Nevertheless, the opposite does not hold; that is, $H_{i}(G;\mathbb{Q})$ having finite $\mathbb{Q}$-dimension does not imply that $H_{i}(H;\mathbb{Q})$ has finite $\mathbb{Q}$-dimension.
I was wondering if $\dim H_{i}(G;\mathbb{Q})\leq \dim H_{i}(H;\mathbb{Q})$? At least in some cases, where $i=1$, and so we care about the abelianization?
I have tried to use the transfer map, but I do not obtain anything... Thanks in advance!
The Lyndon-Hochschild-Serre spectral sequence has $E^2_{p,q} = H_p(G/H, H_q(H,\mathbb Q)) \implies H_{p+q}(G,\mathbb Q)$.
Since $G/H$ is finite, the $E^2$ term is $0$ for $p>0$, so the sequence degenerates at that page.
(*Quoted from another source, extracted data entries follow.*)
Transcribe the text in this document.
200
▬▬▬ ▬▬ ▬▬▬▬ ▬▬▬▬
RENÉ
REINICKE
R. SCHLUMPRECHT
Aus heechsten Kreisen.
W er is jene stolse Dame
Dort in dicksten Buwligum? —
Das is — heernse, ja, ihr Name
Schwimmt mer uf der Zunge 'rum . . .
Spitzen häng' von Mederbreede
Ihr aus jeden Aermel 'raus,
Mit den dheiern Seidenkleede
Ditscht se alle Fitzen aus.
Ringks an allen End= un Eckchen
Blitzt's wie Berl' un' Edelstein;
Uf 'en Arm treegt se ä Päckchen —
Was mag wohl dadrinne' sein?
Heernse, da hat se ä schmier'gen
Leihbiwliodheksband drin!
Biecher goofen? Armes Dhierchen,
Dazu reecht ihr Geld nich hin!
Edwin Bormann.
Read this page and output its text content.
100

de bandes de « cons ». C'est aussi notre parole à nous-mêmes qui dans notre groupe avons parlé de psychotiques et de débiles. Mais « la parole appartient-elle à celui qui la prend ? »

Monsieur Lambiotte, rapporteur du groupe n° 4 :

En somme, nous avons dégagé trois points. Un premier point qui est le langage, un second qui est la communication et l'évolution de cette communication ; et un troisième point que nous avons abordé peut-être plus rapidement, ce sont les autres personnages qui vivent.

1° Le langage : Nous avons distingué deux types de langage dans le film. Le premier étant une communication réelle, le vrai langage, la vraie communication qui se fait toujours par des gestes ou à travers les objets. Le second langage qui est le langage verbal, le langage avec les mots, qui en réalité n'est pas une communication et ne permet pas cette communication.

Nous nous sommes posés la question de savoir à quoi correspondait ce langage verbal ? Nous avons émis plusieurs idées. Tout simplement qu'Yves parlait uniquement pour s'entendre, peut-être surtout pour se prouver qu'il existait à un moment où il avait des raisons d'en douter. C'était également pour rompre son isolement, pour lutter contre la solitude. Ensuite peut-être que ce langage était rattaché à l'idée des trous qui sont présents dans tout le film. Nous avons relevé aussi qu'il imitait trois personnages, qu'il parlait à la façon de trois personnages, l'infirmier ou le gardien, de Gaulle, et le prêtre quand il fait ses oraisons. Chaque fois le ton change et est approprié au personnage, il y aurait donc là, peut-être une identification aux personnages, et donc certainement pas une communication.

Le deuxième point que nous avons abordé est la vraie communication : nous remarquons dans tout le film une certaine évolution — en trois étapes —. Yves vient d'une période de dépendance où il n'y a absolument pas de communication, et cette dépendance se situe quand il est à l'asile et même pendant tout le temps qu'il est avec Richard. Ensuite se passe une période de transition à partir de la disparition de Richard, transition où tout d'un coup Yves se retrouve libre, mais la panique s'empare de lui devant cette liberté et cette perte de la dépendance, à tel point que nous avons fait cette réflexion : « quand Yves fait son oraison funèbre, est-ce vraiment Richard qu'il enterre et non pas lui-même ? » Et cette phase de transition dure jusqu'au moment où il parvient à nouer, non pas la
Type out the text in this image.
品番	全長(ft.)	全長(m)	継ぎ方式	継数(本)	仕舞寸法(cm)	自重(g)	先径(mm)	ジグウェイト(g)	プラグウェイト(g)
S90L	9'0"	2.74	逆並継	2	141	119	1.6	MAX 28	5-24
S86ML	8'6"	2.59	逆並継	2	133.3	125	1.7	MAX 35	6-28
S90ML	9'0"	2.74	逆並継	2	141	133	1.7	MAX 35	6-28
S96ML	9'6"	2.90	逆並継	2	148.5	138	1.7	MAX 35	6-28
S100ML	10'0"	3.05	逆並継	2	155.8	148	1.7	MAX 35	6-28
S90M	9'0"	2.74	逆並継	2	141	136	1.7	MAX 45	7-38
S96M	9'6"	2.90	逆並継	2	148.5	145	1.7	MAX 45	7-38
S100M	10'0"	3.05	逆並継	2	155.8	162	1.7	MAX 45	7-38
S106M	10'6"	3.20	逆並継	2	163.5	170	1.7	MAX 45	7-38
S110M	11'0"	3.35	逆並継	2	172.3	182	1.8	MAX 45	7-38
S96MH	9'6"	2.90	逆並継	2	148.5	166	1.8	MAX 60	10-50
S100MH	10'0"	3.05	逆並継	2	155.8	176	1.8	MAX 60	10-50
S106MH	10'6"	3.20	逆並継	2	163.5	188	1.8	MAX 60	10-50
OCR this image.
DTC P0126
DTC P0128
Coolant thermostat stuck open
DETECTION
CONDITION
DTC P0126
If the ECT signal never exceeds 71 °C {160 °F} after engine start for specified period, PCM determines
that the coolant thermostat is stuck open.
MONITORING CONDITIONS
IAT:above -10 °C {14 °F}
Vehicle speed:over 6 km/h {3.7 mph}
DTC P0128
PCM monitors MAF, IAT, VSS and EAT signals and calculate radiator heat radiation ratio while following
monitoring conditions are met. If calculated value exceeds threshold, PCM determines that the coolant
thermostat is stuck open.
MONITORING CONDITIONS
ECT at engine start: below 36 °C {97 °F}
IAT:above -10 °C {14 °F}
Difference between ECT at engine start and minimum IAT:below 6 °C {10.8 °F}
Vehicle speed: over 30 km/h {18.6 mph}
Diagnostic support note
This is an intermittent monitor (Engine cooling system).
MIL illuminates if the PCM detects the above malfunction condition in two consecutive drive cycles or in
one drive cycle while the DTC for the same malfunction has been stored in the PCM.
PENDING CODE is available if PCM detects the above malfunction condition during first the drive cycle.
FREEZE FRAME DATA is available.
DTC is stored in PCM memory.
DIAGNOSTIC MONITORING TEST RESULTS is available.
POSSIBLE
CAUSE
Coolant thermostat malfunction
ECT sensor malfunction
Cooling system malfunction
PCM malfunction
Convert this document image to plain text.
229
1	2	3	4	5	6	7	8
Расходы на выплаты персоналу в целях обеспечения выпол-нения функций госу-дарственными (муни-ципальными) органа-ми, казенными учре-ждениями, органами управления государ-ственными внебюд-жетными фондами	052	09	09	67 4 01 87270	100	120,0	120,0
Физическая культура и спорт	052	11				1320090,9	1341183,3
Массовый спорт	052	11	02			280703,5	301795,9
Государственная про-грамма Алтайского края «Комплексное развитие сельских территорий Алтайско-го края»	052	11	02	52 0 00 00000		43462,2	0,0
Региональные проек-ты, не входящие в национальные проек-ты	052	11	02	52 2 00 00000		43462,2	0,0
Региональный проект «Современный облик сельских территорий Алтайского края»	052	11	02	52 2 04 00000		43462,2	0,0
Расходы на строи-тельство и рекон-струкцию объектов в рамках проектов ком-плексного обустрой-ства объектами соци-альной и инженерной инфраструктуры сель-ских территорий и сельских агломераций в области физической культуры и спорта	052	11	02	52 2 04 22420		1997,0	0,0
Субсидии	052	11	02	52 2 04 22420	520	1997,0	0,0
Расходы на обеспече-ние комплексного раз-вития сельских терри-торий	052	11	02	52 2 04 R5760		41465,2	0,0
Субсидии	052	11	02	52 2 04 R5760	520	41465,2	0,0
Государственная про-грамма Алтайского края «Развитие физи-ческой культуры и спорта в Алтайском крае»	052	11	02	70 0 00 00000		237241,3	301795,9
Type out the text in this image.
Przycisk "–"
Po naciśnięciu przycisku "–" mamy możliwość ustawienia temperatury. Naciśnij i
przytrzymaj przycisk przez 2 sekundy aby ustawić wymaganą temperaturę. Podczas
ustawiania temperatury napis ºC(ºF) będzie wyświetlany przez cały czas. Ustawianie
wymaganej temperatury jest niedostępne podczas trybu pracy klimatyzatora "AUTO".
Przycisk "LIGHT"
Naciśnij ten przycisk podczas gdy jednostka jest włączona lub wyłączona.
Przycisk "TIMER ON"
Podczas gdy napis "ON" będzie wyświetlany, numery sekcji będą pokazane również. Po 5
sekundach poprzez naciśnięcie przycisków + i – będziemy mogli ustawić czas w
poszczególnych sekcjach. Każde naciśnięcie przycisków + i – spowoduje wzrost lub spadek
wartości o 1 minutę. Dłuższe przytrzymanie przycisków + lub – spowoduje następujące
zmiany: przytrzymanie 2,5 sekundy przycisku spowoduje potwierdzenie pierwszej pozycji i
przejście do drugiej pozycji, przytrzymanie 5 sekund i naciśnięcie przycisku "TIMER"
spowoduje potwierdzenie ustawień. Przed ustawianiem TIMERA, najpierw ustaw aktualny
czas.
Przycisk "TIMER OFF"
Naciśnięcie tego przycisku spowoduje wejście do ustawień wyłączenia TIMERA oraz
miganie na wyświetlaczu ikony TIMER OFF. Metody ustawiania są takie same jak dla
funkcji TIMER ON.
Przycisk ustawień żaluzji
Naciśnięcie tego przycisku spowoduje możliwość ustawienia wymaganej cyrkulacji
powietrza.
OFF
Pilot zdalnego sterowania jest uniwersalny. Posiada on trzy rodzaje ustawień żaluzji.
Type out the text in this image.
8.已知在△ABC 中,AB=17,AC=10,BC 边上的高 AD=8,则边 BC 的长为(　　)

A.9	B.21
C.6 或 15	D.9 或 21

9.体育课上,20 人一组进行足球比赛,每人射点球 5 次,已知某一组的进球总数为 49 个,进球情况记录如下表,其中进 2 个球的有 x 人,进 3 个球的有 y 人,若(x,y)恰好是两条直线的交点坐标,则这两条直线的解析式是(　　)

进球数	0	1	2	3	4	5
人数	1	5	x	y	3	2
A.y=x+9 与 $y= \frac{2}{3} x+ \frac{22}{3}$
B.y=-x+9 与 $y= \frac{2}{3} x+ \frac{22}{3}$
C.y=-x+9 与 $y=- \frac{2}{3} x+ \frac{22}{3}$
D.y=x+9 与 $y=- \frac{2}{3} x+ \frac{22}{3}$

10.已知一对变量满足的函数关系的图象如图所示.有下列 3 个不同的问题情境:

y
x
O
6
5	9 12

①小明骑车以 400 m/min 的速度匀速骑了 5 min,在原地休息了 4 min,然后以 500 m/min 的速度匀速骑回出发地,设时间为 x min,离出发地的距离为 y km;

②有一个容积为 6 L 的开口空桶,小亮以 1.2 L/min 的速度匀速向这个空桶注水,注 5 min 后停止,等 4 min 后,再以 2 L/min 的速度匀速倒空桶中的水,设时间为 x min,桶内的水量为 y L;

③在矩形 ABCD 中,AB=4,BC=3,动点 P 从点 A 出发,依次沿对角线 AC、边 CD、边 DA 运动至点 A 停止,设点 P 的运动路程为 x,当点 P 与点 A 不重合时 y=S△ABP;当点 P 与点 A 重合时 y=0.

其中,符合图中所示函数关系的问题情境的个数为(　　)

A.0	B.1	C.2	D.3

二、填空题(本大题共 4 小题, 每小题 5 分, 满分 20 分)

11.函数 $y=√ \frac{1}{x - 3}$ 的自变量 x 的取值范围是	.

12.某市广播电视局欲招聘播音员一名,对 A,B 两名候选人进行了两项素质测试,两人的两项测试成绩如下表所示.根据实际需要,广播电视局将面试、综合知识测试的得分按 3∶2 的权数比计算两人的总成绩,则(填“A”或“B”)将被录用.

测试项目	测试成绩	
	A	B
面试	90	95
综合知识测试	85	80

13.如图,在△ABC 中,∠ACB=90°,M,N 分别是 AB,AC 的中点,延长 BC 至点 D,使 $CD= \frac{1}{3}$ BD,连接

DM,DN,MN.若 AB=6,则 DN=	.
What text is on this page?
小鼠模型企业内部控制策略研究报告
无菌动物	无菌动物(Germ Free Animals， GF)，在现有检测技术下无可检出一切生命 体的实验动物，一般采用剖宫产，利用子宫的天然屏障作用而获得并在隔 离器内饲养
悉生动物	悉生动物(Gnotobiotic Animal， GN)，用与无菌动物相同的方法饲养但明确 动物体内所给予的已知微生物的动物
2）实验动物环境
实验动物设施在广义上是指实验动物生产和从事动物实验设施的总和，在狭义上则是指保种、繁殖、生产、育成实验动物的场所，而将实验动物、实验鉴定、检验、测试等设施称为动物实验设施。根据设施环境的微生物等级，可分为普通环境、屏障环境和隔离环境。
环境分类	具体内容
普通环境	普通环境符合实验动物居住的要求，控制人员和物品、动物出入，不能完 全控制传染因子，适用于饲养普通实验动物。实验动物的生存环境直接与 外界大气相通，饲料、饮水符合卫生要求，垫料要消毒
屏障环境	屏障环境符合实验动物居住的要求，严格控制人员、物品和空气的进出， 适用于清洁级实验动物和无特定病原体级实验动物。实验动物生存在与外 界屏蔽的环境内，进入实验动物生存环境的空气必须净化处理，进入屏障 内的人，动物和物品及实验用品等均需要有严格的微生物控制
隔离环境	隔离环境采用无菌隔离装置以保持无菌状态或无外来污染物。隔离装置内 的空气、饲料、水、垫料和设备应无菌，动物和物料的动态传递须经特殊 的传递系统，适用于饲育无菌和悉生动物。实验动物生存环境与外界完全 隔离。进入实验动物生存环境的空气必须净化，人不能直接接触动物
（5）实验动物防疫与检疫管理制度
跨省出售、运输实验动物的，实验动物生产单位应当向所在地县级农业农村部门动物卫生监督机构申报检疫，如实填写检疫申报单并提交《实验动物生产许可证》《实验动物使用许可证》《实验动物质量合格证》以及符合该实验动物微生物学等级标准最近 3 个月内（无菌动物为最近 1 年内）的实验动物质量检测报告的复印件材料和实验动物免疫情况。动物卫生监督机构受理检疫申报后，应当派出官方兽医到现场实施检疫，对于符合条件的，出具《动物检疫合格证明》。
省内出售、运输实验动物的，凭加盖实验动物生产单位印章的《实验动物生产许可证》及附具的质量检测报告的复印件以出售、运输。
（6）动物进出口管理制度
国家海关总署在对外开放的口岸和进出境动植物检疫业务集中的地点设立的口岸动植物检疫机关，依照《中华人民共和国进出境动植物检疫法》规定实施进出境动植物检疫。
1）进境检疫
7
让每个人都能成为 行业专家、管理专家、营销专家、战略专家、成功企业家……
It follows that $H_{q}(G,\mathbb Q) \cong H_0(G/H, H_q(H,\mathbb Q)) = H_q(H,\mathbb Q)_{G/H}$ (the coinvariants)
It follows that $H_*(G,\mathbb Q)$ is a quotient of $H_*(H,\mathbb Q)$, so it has a smaller dimension.
The same goes for cohomology, using this time invariant instead of co-invariants.
This could also provide a way to construct counter-examples to the converse statement : find an infinite dimensional $G/H$-module whose co-invariants are finite dimensional, and try to realize it as a group homology.
Here's an idea :
have $\mathbb Z$ act on $F\mathbb Z$ (the free group on generators $\mathbb Z$) by translation on generators; and $G$ the associated semi-direct product : $G=F\mathbb Z \rtimes \mathbb Z$, $H= F\mathbb Z \subset G$, and $G/H\cong \mathbb Z$.
Then $H_1(H,\mathbb Q) = \bigoplus_{n\in \mathbb Z}\mathbb Q$ (one for each generator) and $G/H$ acts on that by translating those summands, so that the $1$ in position $n$ becomes equal to the $1$ in position $n+1$ in the co-invariants : $H_1(H,\mathbb Q)_{G/H} \cong \mathbb Q$, which is of course finite-dimensional.